Arginase as a Potential Biomarker of Disease Progression: A Molecular Imaging Perspective

• Published in: International journal of molecular sciences Vol. 21; no. 15; p. 5291
• Main Authors: S. Clemente, Gonçalo, van Waarde, Aren, F. Antunes, Inês, Dömling, Alexander, H. Elsinga, Philip
• Format: Journal Article
• Language: English
• Published: Switzerland MDPI AG 25.07.2020; MDPI
• Subjects: Amino acids; Animals; Arginase - metabolism; Biomarkers, Tumor - metabolism; Biosynthesis; Carbon; Cardiovascular Diseases - enzymology; Cell growth; Enzymes; Growth factors; Humans; Hydrogen bonds; Immune System Diseases - enzymology; Kinases; Ligands; Mammals; Neoplasm Proteins - metabolism; Neoplasms - enzymology; Neurodegenerative Diseases - enzymology; Nitric oxide; Nitric Oxide Synthase - metabolism; Phosphorylation; Physiology; Polyamines; Regulation; Review; Smooth muscle; Tumor necrosis factor-TNF; nitric oxide; molecular imaging; arginase inhibitors; positron emission tomography (PET); arginase
• ISSN: 1422-0067; 1661-6596; 1422-0067
• DOI: 10.3390/ijms21155291

Arginase is a widely known enzyme of the urea cycle that catalyzes the hydrolysis of L-arginine to L-ornithine and urea.

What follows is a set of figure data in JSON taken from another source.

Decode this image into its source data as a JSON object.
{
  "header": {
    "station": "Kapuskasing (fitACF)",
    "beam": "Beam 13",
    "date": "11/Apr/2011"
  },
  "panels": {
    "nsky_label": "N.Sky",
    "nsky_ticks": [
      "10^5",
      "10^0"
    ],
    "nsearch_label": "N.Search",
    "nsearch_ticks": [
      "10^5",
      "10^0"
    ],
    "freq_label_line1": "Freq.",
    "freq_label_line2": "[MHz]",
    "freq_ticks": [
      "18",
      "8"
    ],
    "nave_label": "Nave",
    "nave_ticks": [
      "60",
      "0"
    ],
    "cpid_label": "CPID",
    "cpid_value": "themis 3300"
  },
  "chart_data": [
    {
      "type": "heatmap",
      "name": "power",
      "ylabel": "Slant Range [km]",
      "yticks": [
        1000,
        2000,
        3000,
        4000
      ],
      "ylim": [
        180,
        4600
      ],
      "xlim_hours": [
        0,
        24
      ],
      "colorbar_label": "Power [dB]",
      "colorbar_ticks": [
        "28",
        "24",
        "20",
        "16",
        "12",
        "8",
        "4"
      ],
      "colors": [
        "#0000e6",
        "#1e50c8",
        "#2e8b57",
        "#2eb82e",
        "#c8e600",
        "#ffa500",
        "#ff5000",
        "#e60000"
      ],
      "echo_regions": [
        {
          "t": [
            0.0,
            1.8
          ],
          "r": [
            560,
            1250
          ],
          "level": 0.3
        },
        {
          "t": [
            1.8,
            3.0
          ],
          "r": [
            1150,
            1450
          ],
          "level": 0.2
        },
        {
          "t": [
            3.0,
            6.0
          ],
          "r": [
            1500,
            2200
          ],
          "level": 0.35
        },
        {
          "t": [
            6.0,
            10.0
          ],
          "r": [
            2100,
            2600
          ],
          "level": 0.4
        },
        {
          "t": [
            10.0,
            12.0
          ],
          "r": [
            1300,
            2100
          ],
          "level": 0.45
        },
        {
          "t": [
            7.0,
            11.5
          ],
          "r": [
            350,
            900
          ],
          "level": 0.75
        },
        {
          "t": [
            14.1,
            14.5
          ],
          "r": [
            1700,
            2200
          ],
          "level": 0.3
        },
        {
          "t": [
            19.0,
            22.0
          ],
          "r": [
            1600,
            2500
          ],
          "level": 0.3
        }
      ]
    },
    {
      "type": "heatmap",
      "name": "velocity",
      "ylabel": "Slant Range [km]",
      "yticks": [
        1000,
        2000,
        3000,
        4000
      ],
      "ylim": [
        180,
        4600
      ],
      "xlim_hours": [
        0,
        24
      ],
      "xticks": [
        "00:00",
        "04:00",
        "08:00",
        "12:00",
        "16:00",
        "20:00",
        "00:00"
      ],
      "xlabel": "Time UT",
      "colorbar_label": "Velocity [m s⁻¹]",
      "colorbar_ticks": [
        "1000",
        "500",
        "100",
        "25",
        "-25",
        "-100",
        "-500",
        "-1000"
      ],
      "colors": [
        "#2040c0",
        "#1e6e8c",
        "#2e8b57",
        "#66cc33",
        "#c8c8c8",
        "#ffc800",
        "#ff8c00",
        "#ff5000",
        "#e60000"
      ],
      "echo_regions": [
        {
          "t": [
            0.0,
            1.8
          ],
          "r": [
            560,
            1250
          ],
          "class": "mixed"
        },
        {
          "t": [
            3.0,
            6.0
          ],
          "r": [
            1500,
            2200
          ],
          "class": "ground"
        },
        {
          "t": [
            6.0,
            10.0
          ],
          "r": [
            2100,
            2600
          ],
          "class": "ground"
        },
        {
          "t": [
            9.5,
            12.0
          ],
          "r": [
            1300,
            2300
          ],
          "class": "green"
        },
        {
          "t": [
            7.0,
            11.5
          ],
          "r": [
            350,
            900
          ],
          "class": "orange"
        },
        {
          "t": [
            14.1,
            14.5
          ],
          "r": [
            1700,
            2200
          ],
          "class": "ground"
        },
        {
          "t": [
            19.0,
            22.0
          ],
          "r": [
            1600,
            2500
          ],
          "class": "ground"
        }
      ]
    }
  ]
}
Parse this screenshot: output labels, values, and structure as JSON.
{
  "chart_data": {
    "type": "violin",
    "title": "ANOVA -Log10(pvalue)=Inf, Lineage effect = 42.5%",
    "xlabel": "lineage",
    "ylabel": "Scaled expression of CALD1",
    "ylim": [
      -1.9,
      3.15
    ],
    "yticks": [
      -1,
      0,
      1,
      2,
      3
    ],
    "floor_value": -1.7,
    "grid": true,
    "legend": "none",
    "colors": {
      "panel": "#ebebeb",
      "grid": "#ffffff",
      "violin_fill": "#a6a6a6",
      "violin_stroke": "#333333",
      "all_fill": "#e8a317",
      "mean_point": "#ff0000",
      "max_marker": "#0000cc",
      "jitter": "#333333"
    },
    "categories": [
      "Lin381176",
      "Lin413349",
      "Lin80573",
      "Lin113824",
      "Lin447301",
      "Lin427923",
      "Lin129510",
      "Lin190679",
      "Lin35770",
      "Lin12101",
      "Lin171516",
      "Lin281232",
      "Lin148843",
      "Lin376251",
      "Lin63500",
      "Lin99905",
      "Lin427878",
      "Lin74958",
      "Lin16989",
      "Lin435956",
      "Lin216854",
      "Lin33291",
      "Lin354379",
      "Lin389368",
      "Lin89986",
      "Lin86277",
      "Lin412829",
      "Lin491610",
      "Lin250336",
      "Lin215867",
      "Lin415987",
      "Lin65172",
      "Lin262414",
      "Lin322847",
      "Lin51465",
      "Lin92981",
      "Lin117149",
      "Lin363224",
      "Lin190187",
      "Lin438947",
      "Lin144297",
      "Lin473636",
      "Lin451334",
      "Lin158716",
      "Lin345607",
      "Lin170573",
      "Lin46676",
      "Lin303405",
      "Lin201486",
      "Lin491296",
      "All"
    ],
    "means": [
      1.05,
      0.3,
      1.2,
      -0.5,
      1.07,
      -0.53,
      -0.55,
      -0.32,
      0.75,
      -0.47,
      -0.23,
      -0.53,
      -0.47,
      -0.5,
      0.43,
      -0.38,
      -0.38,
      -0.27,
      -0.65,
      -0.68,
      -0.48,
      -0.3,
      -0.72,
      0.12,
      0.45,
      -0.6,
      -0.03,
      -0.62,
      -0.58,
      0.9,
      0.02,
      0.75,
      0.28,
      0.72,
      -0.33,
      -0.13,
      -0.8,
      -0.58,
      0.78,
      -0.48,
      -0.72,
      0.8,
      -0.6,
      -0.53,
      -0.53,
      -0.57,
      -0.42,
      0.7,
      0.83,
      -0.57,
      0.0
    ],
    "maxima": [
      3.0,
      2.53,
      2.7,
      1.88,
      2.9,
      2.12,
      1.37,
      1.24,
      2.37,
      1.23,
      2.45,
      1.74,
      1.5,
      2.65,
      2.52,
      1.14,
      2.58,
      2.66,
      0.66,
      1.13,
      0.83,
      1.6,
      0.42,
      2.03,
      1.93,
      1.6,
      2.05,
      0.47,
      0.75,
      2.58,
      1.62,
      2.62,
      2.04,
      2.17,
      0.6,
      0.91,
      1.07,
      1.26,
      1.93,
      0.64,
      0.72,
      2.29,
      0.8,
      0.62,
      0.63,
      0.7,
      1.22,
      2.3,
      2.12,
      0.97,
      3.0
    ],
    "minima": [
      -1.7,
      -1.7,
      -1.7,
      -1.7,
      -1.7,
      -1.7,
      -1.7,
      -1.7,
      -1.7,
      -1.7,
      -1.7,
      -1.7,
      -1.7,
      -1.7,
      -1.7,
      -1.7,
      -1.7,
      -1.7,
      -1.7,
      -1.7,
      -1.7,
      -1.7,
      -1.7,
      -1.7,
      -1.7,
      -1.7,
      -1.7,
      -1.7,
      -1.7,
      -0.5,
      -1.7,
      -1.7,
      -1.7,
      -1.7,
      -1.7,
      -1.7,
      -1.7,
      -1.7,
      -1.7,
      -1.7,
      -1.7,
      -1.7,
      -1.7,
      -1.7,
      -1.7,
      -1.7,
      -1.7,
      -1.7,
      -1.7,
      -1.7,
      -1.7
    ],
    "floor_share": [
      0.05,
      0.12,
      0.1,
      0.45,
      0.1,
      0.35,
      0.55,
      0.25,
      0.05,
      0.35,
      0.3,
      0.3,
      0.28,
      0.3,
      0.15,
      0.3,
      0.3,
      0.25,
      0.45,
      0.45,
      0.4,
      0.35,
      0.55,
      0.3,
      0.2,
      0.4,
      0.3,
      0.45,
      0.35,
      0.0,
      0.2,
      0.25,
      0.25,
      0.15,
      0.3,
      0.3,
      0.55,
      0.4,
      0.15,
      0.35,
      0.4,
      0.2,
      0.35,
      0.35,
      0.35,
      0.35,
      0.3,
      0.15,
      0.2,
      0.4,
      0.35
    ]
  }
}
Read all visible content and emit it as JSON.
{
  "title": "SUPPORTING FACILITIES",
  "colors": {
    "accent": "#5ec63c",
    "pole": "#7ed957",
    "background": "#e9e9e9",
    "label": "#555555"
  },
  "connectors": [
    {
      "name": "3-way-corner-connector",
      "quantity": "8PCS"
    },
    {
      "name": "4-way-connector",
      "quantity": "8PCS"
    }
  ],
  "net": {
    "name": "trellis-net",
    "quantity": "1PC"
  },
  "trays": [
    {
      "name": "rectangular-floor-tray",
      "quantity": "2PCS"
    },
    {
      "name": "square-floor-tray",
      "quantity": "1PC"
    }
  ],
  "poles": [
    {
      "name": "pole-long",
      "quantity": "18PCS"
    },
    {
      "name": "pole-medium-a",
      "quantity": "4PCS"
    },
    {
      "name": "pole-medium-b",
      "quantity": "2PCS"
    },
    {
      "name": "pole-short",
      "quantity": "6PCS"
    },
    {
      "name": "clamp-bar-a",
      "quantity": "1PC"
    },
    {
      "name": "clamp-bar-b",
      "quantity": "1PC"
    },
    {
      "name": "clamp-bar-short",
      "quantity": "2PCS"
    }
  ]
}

The action of arginase goes beyond the boundaries of hepatic ureogenic function, being widespread through most tissues. Two arginase isoforms coexist, the type I (Arg1) predominantly expressed in the liver and the type II (Arg2) expressed throughout extrahepatic tissues. By producing L-ornithine while competing with nitric oxide synthase (NOS) for the same substrate (L-arginine), arginase can influence the endogenous levels of polyamines, proline, and NO•. Several pathophysiological processes may deregulate arginase/NOS balance, disturbing the homeostasis and functionality of the organism. Upregulated arginase expression is associated with several pathological processes that can range from cardiovascular, immune-mediated, and tumorigenic conditions to neurodegenerative disorders. Thus, arginase is a potential biomarker of disease progression and severity and has recently been the subject of research studies regarding the therapeutic efficacy of arginase inhibitors. This review gives a comprehensive overview of the pathophysiological role of arginase and the current state of development of arginase inhibitors, discussing the potential of arginase as a molecular imaging biomarker and stimulating the development of novel specific and high-affinity arginase imaging probes.